Começas por perder o apetite. Não vês problema, "há fases assim". Não tens vontade de almoçar, "que se lixe". Não almoças. Repetes este dia durante umas semanas. Começas a arranjar desculpas para não comer, "fica aquela sopa para o jantar" "ontem comi doces demais à noite" "estou indisposta, se calhar é pior forçar." Notas a roupa larga e decides pesar-te - 4kg abaixo do peso recomendado - não é grave, não são nem meia dúzia de quilos. Habituas-te à roupa larga e à falta de apetite. Todos à tua volta estão tão preocupados mas "está tudo bem, a serio!!". Entretanto, reparas que não há nada no armário que não fique largo. Voltas a pisar a balança, perdeste mais dois quilos. Continuas sem apetite e começas a ficar preocupada. Começa a rotina de verificar o peso quase todos os dias na esperança de teres conseguido ganhar umas gramas. Mas essas gramas não chegam como o apetite, que foi e não voltou. Começas a forçar para comer e a ficar mal disposta a cada refeição. A partir da terceira garfada, tudo o que consegues comer são as lágrimas de frustração que correm. "Porquê eu??" perguntas-te a toda a hora. Tens a tua primeira fraqueza e entras em paranóia. Pesas-te todos os dias e todos os dias tens menos peso. 11kg abaixo do teu peso de sempre. 43kg para 1,70m. Olhas ao espelho e vês todo o teu esqueleto. Mais lágrimas de frustração. Um medo incontrolável de perder peso até morrer. E chega a pior parte - mentalizares-te que estás doente e que tens uma das doenças menos respeitadas de sempre: anorexia. Sabes que ninguém vai acreditar que nunca fizeste dieta, aliás todos comentam que estou muito magrinha e tenho de comer mais (se fosse assim tão simples, eu teria-o feito sozinha) enquanto fazem cara de quem está "enojado". A ansiedade e a depressão ocuparam a tua mente e enquanto não te livrares delas, não terás controle sobre o teu apetite nem sobre o teu corpo. E ninguém te vai compreender, não podes esperar por isso.
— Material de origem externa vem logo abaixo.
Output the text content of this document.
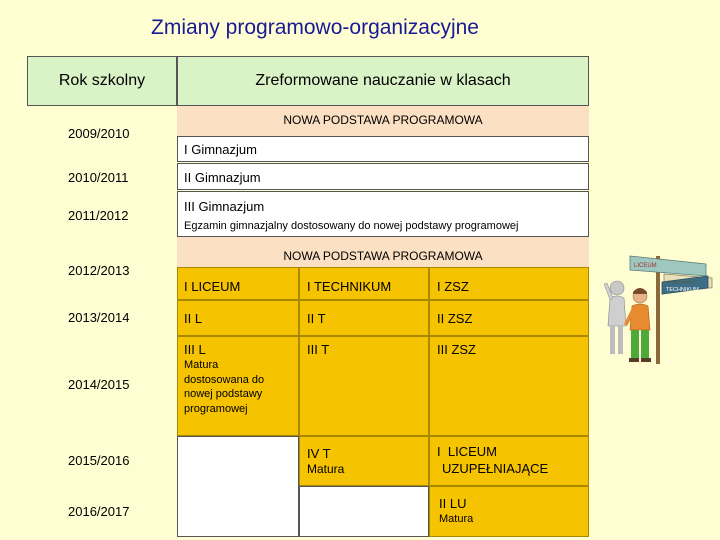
Zmiany programowo-organizacyjne
Rok szkolny	Zreformowane nauczanie w klasach
2009/2010
2010/2011
2011/2012
2012/2013
2013/2014
2014/2015
2015/2016
2016/2017
NOWA PODSTAWA PROGRAMOWA
I Gimnazjum
II Gimnazjum
III Gimnazjum
Egzamin gimnazjalny dostosowany do nowej podstawy programowej
NOWA PODSTAWA PROGRAMOWA
I LICEUM
II L
III L
Matura dostosowana do nowej podstawy programowej
I TECHNIKUM
II T
III T
IV T
Matura
I ZSZ
II ZSZ
III ZSZ
I  LICEUM
UZUPEŁNIAJĄCE
II LU
Matura
LICEUM
TECHNIKUM
Szkoła zawodowa
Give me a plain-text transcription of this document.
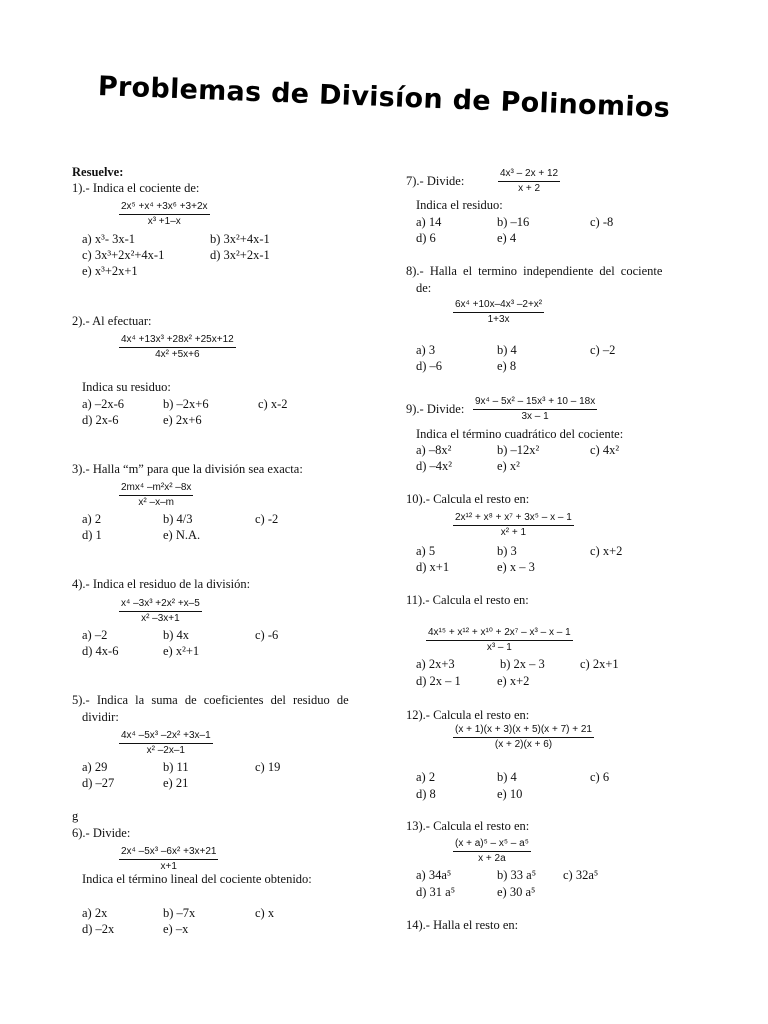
Problemas de Divisíon de Polinomios
Resuelve:
1).- Indica el cociente de:
$\frac{\text{2x⁵ +x⁴ +3x⁶ +3+2x}}{\text{x³ +1–x}}$
a) x³- 3x-1	b) 3x²+4x-1
c) 3x³+2x²+4x-1	d) 3x²+2x-1
e) x³+2x+1
2).- Al efectuar:
$\frac{\text{4x⁴ +13x³ +28x² +25x+12}}{\text{4x² +5x+6}}$
Indica su residuo:
a) –2x-6	b) –2x+6	c) x-2
d) 2x-6	e) 2x+6
3).- Halla “m” para que la división sea exacta:
$\frac{\text{2mx⁴ –m²x² –8x}}{\text{x² –x–m}}$
a) 2	b) 4/3	c) -2
d) 1	e) N.A.
4).- Indica el residuo de la división:
$\frac{\text{x⁴ –3x³ +2x² +x–5}}{\text{x² –3x+1}}$
a) –2	b) 4x	c) -6
d) 4x-6	e) x²+1
5).- Indica la suma de coeficientes del residuo de
dividir:
$\frac{\text{4x⁴ –5x³ –2x² +3x–1}}{\text{x² –2x–1}}$
a) 29	b) 11	c) 19
d) –27	e) 21
g
6).- Divide:
$\frac{\text{2x⁴ –5x³ –6x² +3x+21}}{x+1}$
Indica el término lineal del cociente obtenido:
a) 2x	b) –7x	c) x
d) –2x	e) –x
7).- Divide:	$\frac{\text{4x³ – 2x + 12}}{x + 2}$
Indica el residuo:
a) 14	b) –16	c) -8
d) 6	e) 4
8).- Halla el termino independiente del cociente
de:
$\frac{\text{6x⁴ +10x–4x³ –2+x²}}{1+3x}$
a) 3	b) 4	c) –2
d) –6	e) 8
9).- Divide: $\frac{\text{9x⁴ – 5x² – 15x³ + 10 – 18x}}{3x - 1}$
Indica el término cuadrático del cociente:
a) –8x²	b) –12x²	c) 4x²
d) –4x²	e) x²
10).- Calcula el resto en:
$\frac{\text{2x¹² + x⁸ + x⁷ + 3x⁵ – x – 1}}{\text{x² + 1}}$
a) 5	b) 3	c) x+2
d) x+1	e) x – 3
11).- Calcula el resto en:
$\frac{\text{4x¹⁵ + x¹² + x¹⁰ + 2x⁷ – x³ – x – 1}}{\text{x³ – 1}}$
a) 2x+3	b) 2x – 3	c) 2x+1
d) 2x – 1	e) x+2
12).- Calcula el resto en:
$\frac{(x + 1)(x + 3)(x + 5)(x + 7) + 21}{(x + 2)(x + 6)}$
a) 2	b) 4	c) 6
d) 8	e) 10
13).- Calcula el resto en:
$\frac{\text{(x + a)⁵ – x⁵ – a⁵}}{x + 2a}$
a) 34a⁵	b) 33 a⁵ c) 32a⁵
d) 31 a⁵	e) 30 a⁵
14).- Halla el resto en:
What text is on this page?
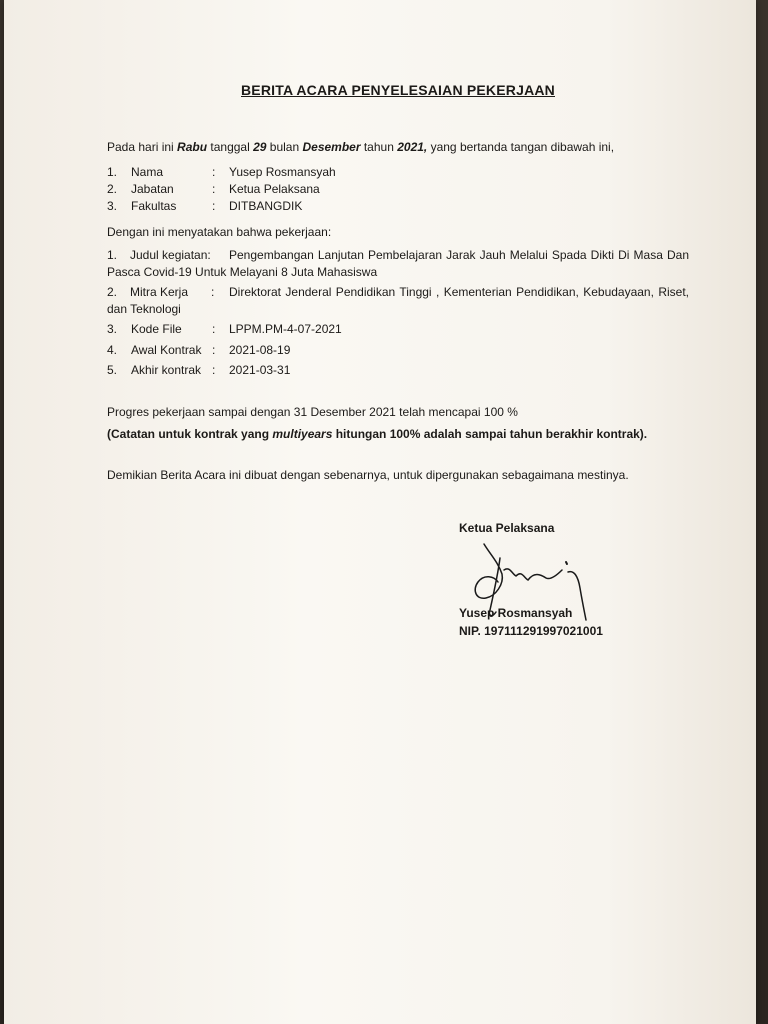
BERITA ACARA PENYELESAIAN PEKERJAAN
Pada hari ini Rabu tanggal 29 bulan Desember tahun 2021, yang bertanda tangan dibawah ini,
1. Nama	: Yusep Rosmansyah
2. Jabatan	: Ketua Pelaksana
3. Fakultas	: DITBANGDIK
Dengan ini menyatakan bahwa pekerjaan:
1. Judul kegiatan:	Pengembangan Lanjutan Pembelajaran Jarak Jauh Melalui Spada Dikti Di Masa Dan Pasca Covid-19 Untuk Melayani 8 Juta Mahasiswa
2. Mitra Kerja :	Direktorat Jenderal Pendidikan Tinggi , Kementerian Pendidikan, Kebudayaan, Riset, dan Teknologi
3. Kode File	: LPPM.PM-4-07-2021
4. Awal Kontrak : 2021-08-19
5. Akhir kontrak : 2021-03-31
Progres pekerjaan sampai dengan 31 Desember 2021 telah mencapai 100 %
(Catatan untuk kontrak yang multiyears hitungan 100% adalah sampai tahun berakhir kontrak).
Demikian Berita Acara ini dibuat dengan sebenarnya, untuk dipergunakan sebagaimana mestinya.
Ketua Pelaksana
Yusep Rosmansyah
NIP. 197111291997021001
Mas vai chegar o dia em que algo de muito bom acontece (mesmo que seja algo que parece tão pequenino) e estás tão no fundo do poço que não tens outra solução senão agarrar-te a essa "corda" e subir, usando todos os teus restos de força. À medida que sobes, vais ganhando um pouco mais de força e esperança, vais vendo a ansiedade e a depressão lá em baixo, cada vez mais longe. Tens momentos de querer largar porque é difícil mas sentes que não podes. Não tens o direito de desistir de ti mesma!! E consegues. Chegas cá a cima e vês a vida tão mais bonita do que antes de caíres no poço... O apetite volta, as árvores são mais verdes, o ar parece que cheira a alfazema. Voltaste aos teus 54kg e saboreias a comida como nunca. Os teus pensamentos são muito mais serenos. Encontras a paz interior que tanto procuraste a vida toda. Começas a fazer coisas que sempre quiseste experimentar e a aproveitar cada dádiva da vida. Esqueces o ódio ao espelho. Vais até apaixonar-te por aquele pneuzinho ao fundo barriga porque, de cada vez que o vires, vais lembrar-te que és uma guerreira que venceu uma batalha tão dura e que está pronta para a guerra que é a vida.